Pada akhirnya kita butuh juga kehadiran pemulung. Oleh sebab itu tak perlu memaki-maki pemulung. Apalagi sampai membencinya sedemikian rupa hanya karena "kejahatan" yang dilakukan oleh segelintir pemulung.
Ya, segelintir. Sebab tidak semua pemulung culas. Mengambil kesempatan dalam kesempitan. Kita tidak bisa menyamaratakan semua pemulung demikian. Karena ada juga pemulung yang budiman. Nasib saja yang menjadikannya seorang pemulung.
Persoalan culas. Curang atau maling terselubung. Tidak bisa dinilai dari penampilannya. Hanya karena pemulung penampilannya seperti itu bukan berarti ia seorang maling. Meski ada yang begitu.
Kaum berdasi pun ada yang memiliki watak seperti itu. Bahkan banyak. Jadi tak bijak mencaci pemulung seenak udel. Toh kita juga butuh. Apalagi dalam kondisi pasca bencana.

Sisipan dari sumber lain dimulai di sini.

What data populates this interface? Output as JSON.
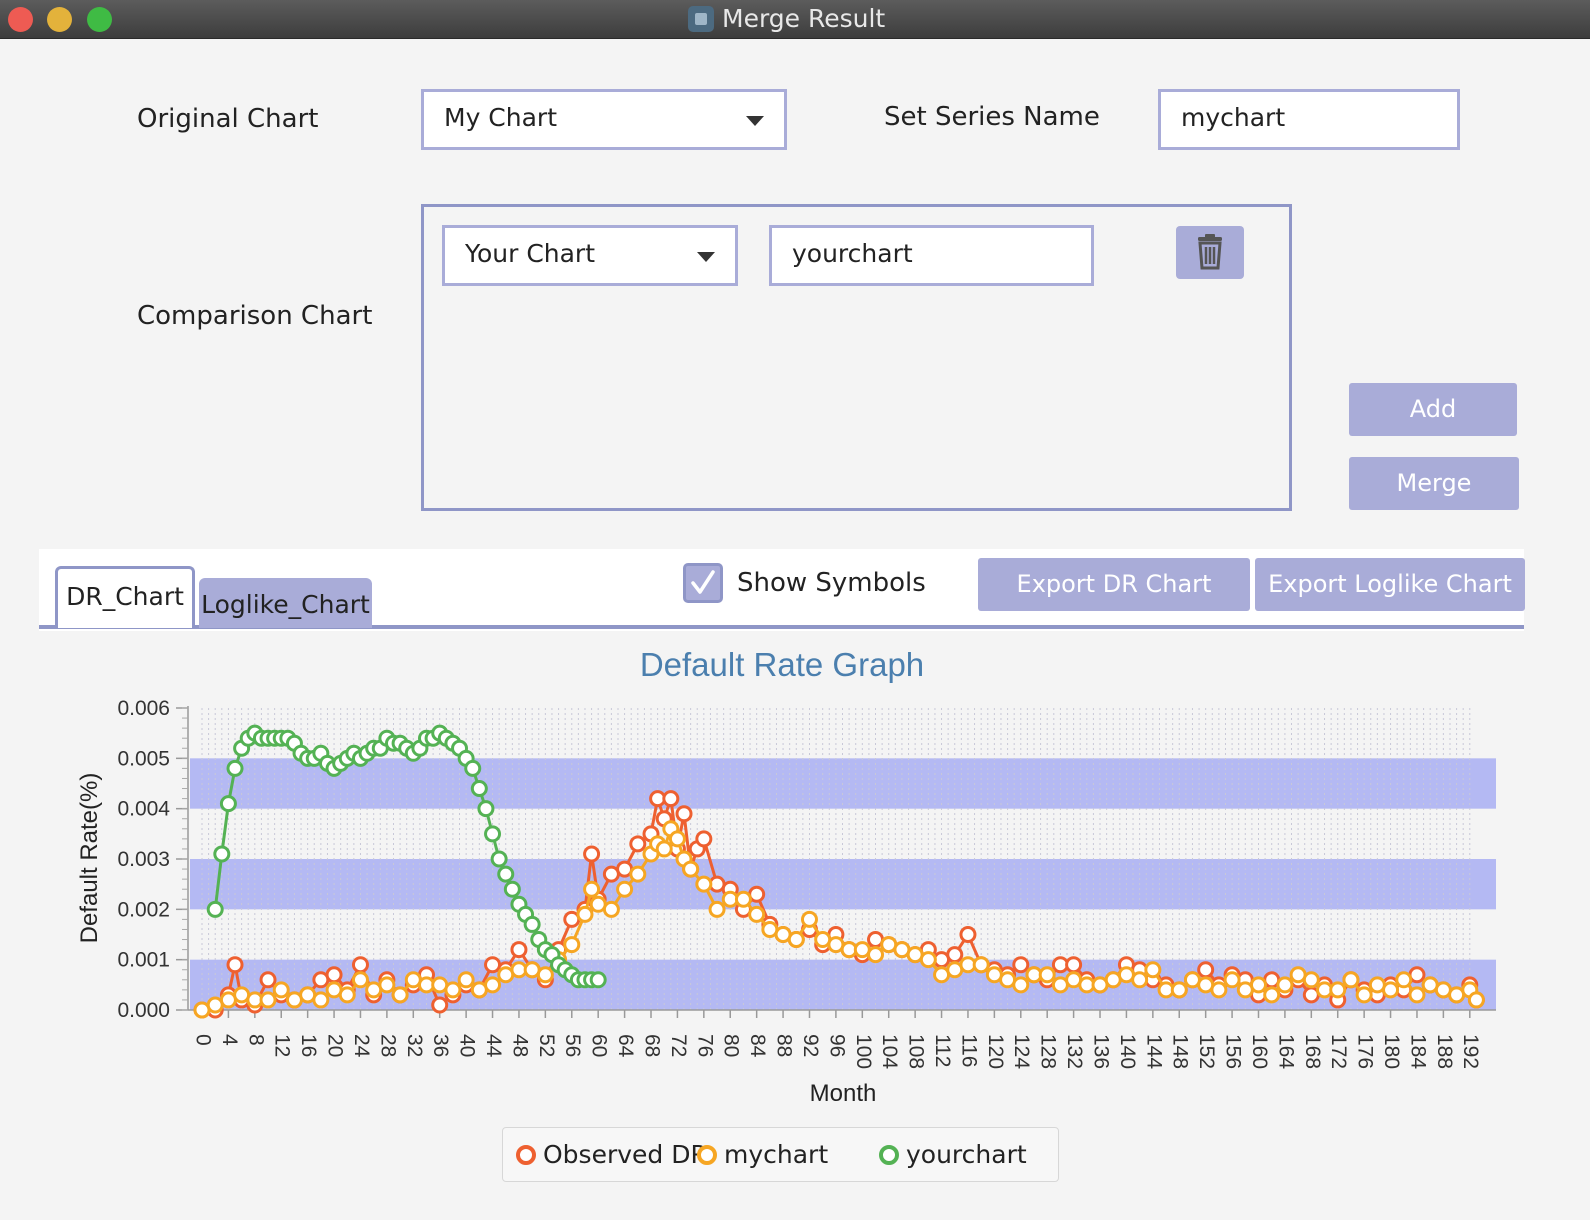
{
  "window": {
    "title": "Merge Result"
  },
  "form": {
    "original_label": "Original Chart",
    "original_select": "My Chart",
    "series_name_label": "Set Series Name",
    "series_name_value": "mychart",
    "comparison_label": "Comparison Chart",
    "comparison_select": "Your Chart",
    "comparison_name_value": "yourchart",
    "add_label": "Add",
    "merge_label": "Merge"
  },
  "tabs": {
    "items": [
      "DR_Chart",
      "Loglike_Chart"
    ],
    "active": "DR_Chart"
  },
  "toolbar": {
    "show_symbols_label": "Show Symbols",
    "show_symbols_checked": true,
    "export_dr_label": "Export DR Chart",
    "export_loglike_label": "Export Loglike Chart"
  },
  "colors": {
    "accent": "#a9acd8",
    "border": "#8f96c7",
    "title": "#4b7fae",
    "observed": "#ee6030",
    "mychart": "#f6a623",
    "yourchart": "#54b254"
  },
  "icons": {
    "delete": "trash-icon",
    "checkbox": "checkmark-icon"
  },
  "chart_data": {
    "type": "line",
    "title": "Default Rate Graph",
    "xlabel": "Month",
    "ylabel": "Default Rate(%)",
    "xlim": [
      0,
      194
    ],
    "ylim": [
      0,
      0.006
    ],
    "yticks": [
      "0.000",
      "0.001",
      "0.002",
      "0.003",
      "0.004",
      "0.005",
      "0.006"
    ],
    "xtick_step": 4,
    "xtick_max": 192,
    "legend_position": "bottom",
    "grid": true,
    "series": [
      {
        "name": "Observed DR",
        "points": [
          [
            0,
            0
          ],
          [
            2,
            0
          ],
          [
            4,
            0.0003
          ],
          [
            5,
            0.0009
          ],
          [
            6,
            0.0002
          ],
          [
            8,
            0.0001
          ],
          [
            10,
            0.0006
          ],
          [
            12,
            0.0003
          ],
          [
            14,
            0.0002
          ],
          [
            16,
            0.0003
          ],
          [
            18,
            0.0006
          ],
          [
            20,
            0.0007
          ],
          [
            22,
            0.0004
          ],
          [
            24,
            0.0009
          ],
          [
            26,
            0.0003
          ],
          [
            28,
            0.0006
          ],
          [
            30,
            0.0003
          ],
          [
            32,
            0.0005
          ],
          [
            34,
            0.0007
          ],
          [
            36,
            0.0001
          ],
          [
            38,
            0.0003
          ],
          [
            40,
            0.0005
          ],
          [
            42,
            0.0004
          ],
          [
            44,
            0.0009
          ],
          [
            46,
            0.0008
          ],
          [
            48,
            0.0012
          ],
          [
            50,
            0.0008
          ],
          [
            52,
            0.0006
          ],
          [
            54,
            0.0012
          ],
          [
            56,
            0.0018
          ],
          [
            58,
            0.002
          ],
          [
            59,
            0.0031
          ],
          [
            60,
            0.0022
          ],
          [
            62,
            0.0027
          ],
          [
            64,
            0.0028
          ],
          [
            66,
            0.0033
          ],
          [
            68,
            0.0035
          ],
          [
            69,
            0.0042
          ],
          [
            70,
            0.0038
          ],
          [
            71,
            0.0042
          ],
          [
            72,
            0.0032
          ],
          [
            73,
            0.0039
          ],
          [
            74,
            0.0028
          ],
          [
            75,
            0.0032
          ],
          [
            76,
            0.0034
          ],
          [
            78,
            0.0025
          ],
          [
            80,
            0.0024
          ],
          [
            82,
            0.002
          ],
          [
            84,
            0.0023
          ],
          [
            86,
            0.0017
          ],
          [
            88,
            0.0015
          ],
          [
            90,
            0.0014
          ],
          [
            92,
            0.0016
          ],
          [
            94,
            0.0013
          ],
          [
            96,
            0.0015
          ],
          [
            98,
            0.0012
          ],
          [
            100,
            0.0011
          ],
          [
            102,
            0.0014
          ],
          [
            104,
            0.0013
          ],
          [
            106,
            0.0012
          ],
          [
            108,
            0.0011
          ],
          [
            110,
            0.0012
          ],
          [
            112,
            0.001
          ],
          [
            114,
            0.0011
          ],
          [
            116,
            0.0015
          ],
          [
            118,
            0.0009
          ],
          [
            120,
            0.0008
          ],
          [
            122,
            0.0007
          ],
          [
            124,
            0.0009
          ],
          [
            126,
            0.0007
          ],
          [
            128,
            0.0006
          ],
          [
            130,
            0.0009
          ],
          [
            132,
            0.0009
          ],
          [
            134,
            0.0006
          ],
          [
            136,
            0.0005
          ],
          [
            138,
            0.0006
          ],
          [
            140,
            0.0009
          ],
          [
            142,
            0.0008
          ],
          [
            144,
            0.0006
          ],
          [
            146,
            0.0005
          ],
          [
            148,
            0.0004
          ],
          [
            150,
            0.0006
          ],
          [
            152,
            0.0008
          ],
          [
            154,
            0.0005
          ],
          [
            156,
            0.0007
          ],
          [
            158,
            0.0006
          ],
          [
            160,
            0.0003
          ],
          [
            162,
            0.0006
          ],
          [
            164,
            0.0004
          ],
          [
            166,
            0.0006
          ],
          [
            168,
            0.0003
          ],
          [
            170,
            0.0005
          ],
          [
            172,
            0.0002
          ],
          [
            174,
            0.0006
          ],
          [
            176,
            0.0004
          ],
          [
            178,
            0.0003
          ],
          [
            180,
            0.0005
          ],
          [
            182,
            0.0004
          ],
          [
            184,
            0.0007
          ],
          [
            186,
            0.0005
          ],
          [
            188,
            0.0004
          ],
          [
            190,
            0.0003
          ],
          [
            192,
            0.0005
          ],
          [
            193,
            0.0002
          ]
        ]
      },
      {
        "name": "mychart",
        "points": [
          [
            0,
            0
          ],
          [
            2,
            0.0001
          ],
          [
            4,
            0.0002
          ],
          [
            6,
            0.0003
          ],
          [
            8,
            0.0002
          ],
          [
            10,
            0.0002
          ],
          [
            12,
            0.0004
          ],
          [
            14,
            0.0002
          ],
          [
            16,
            0.0003
          ],
          [
            18,
            0.0002
          ],
          [
            20,
            0.0004
          ],
          [
            22,
            0.0003
          ],
          [
            24,
            0.0006
          ],
          [
            26,
            0.0004
          ],
          [
            28,
            0.0005
          ],
          [
            30,
            0.0003
          ],
          [
            32,
            0.0006
          ],
          [
            34,
            0.0005
          ],
          [
            36,
            0.0005
          ],
          [
            38,
            0.0004
          ],
          [
            40,
            0.0006
          ],
          [
            42,
            0.0004
          ],
          [
            44,
            0.0005
          ],
          [
            46,
            0.0007
          ],
          [
            48,
            0.0008
          ],
          [
            50,
            0.0008
          ],
          [
            52,
            0.0007
          ],
          [
            54,
            0.001
          ],
          [
            56,
            0.0013
          ],
          [
            58,
            0.0019
          ],
          [
            59,
            0.0024
          ],
          [
            60,
            0.0021
          ],
          [
            62,
            0.002
          ],
          [
            64,
            0.0024
          ],
          [
            66,
            0.0027
          ],
          [
            68,
            0.0031
          ],
          [
            69,
            0.0033
          ],
          [
            70,
            0.0032
          ],
          [
            71,
            0.0036
          ],
          [
            72,
            0.0034
          ],
          [
            73,
            0.003
          ],
          [
            74,
            0.0028
          ],
          [
            76,
            0.0025
          ],
          [
            78,
            0.002
          ],
          [
            80,
            0.0022
          ],
          [
            82,
            0.0022
          ],
          [
            84,
            0.0019
          ],
          [
            86,
            0.0016
          ],
          [
            88,
            0.0015
          ],
          [
            90,
            0.0014
          ],
          [
            92,
            0.0018
          ],
          [
            94,
            0.0014
          ],
          [
            96,
            0.0013
          ],
          [
            98,
            0.0012
          ],
          [
            100,
            0.0012
          ],
          [
            102,
            0.0011
          ],
          [
            104,
            0.0013
          ],
          [
            106,
            0.0012
          ],
          [
            108,
            0.0011
          ],
          [
            110,
            0.001
          ],
          [
            112,
            0.0007
          ],
          [
            114,
            0.0008
          ],
          [
            116,
            0.0009
          ],
          [
            118,
            0.0009
          ],
          [
            120,
            0.0007
          ],
          [
            122,
            0.0006
          ],
          [
            124,
            0.0005
          ],
          [
            126,
            0.0007
          ],
          [
            128,
            0.0007
          ],
          [
            130,
            0.0005
          ],
          [
            132,
            0.0006
          ],
          [
            134,
            0.0005
          ],
          [
            136,
            0.0005
          ],
          [
            138,
            0.0006
          ],
          [
            140,
            0.0007
          ],
          [
            142,
            0.0006
          ],
          [
            144,
            0.0008
          ],
          [
            146,
            0.0004
          ],
          [
            148,
            0.0004
          ],
          [
            150,
            0.0006
          ],
          [
            152,
            0.0005
          ],
          [
            154,
            0.0004
          ],
          [
            156,
            0.0006
          ],
          [
            158,
            0.0004
          ],
          [
            160,
            0.0005
          ],
          [
            162,
            0.0003
          ],
          [
            164,
            0.0005
          ],
          [
            166,
            0.0007
          ],
          [
            168,
            0.0006
          ],
          [
            170,
            0.0004
          ],
          [
            172,
            0.0004
          ],
          [
            174,
            0.0006
          ],
          [
            176,
            0.0003
          ],
          [
            178,
            0.0005
          ],
          [
            180,
            0.0004
          ],
          [
            182,
            0.0006
          ],
          [
            184,
            0.0003
          ],
          [
            186,
            0.0005
          ],
          [
            188,
            0.0004
          ],
          [
            190,
            0.0003
          ],
          [
            192,
            0.0004
          ],
          [
            193,
            0.0002
          ]
        ]
      },
      {
        "name": "yourchart",
        "points": [
          [
            2,
            0.002
          ],
          [
            3,
            0.0031
          ],
          [
            4,
            0.0041
          ],
          [
            5,
            0.0048
          ],
          [
            6,
            0.0052
          ],
          [
            7,
            0.0054
          ],
          [
            8,
            0.0055
          ],
          [
            9,
            0.0054
          ],
          [
            10,
            0.0054
          ],
          [
            11,
            0.0054
          ],
          [
            12,
            0.0054
          ],
          [
            13,
            0.0054
          ],
          [
            14,
            0.0053
          ],
          [
            15,
            0.0051
          ],
          [
            16,
            0.005
          ],
          [
            17,
            0.005
          ],
          [
            18,
            0.0051
          ],
          [
            19,
            0.0049
          ],
          [
            20,
            0.0048
          ],
          [
            21,
            0.0049
          ],
          [
            22,
            0.005
          ],
          [
            23,
            0.0051
          ],
          [
            24,
            0.005
          ],
          [
            25,
            0.0051
          ],
          [
            26,
            0.0052
          ],
          [
            27,
            0.0052
          ],
          [
            28,
            0.0054
          ],
          [
            29,
            0.0053
          ],
          [
            30,
            0.0053
          ],
          [
            31,
            0.0052
          ],
          [
            32,
            0.0051
          ],
          [
            33,
            0.0052
          ],
          [
            34,
            0.0054
          ],
          [
            35,
            0.0054
          ],
          [
            36,
            0.0055
          ],
          [
            37,
            0.0054
          ],
          [
            38,
            0.0053
          ],
          [
            39,
            0.0052
          ],
          [
            40,
            0.005
          ],
          [
            41,
            0.0048
          ],
          [
            42,
            0.0044
          ],
          [
            43,
            0.004
          ],
          [
            44,
            0.0035
          ],
          [
            45,
            0.003
          ],
          [
            46,
            0.0027
          ],
          [
            47,
            0.0024
          ],
          [
            48,
            0.0021
          ],
          [
            49,
            0.0019
          ],
          [
            50,
            0.0017
          ],
          [
            51,
            0.0014
          ],
          [
            52,
            0.0012
          ],
          [
            53,
            0.0011
          ],
          [
            54,
            0.0009
          ],
          [
            55,
            0.0008
          ],
          [
            56,
            0.0007
          ],
          [
            57,
            0.0006
          ],
          [
            58,
            0.0006
          ],
          [
            59,
            0.0006
          ],
          [
            60,
            0.0006
          ]
        ]
      }
    ]
  }
}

Waspada. Itu yang harus dilakukan. Berhati-hati menjadi kunci keamanan dan keselamatan. Jika sudah bersikap seperti itu tetapi masih kejadian juga. Berarti sudah takdirnya hilang. Sudah bukan rezeki kita untuk memiliki barang tersebut.Â
Tak harus mengotori hati dengan cacian. Mencaci pemulung tetapi setelah itu mencari-carinya. Tak elok bukan? (EP)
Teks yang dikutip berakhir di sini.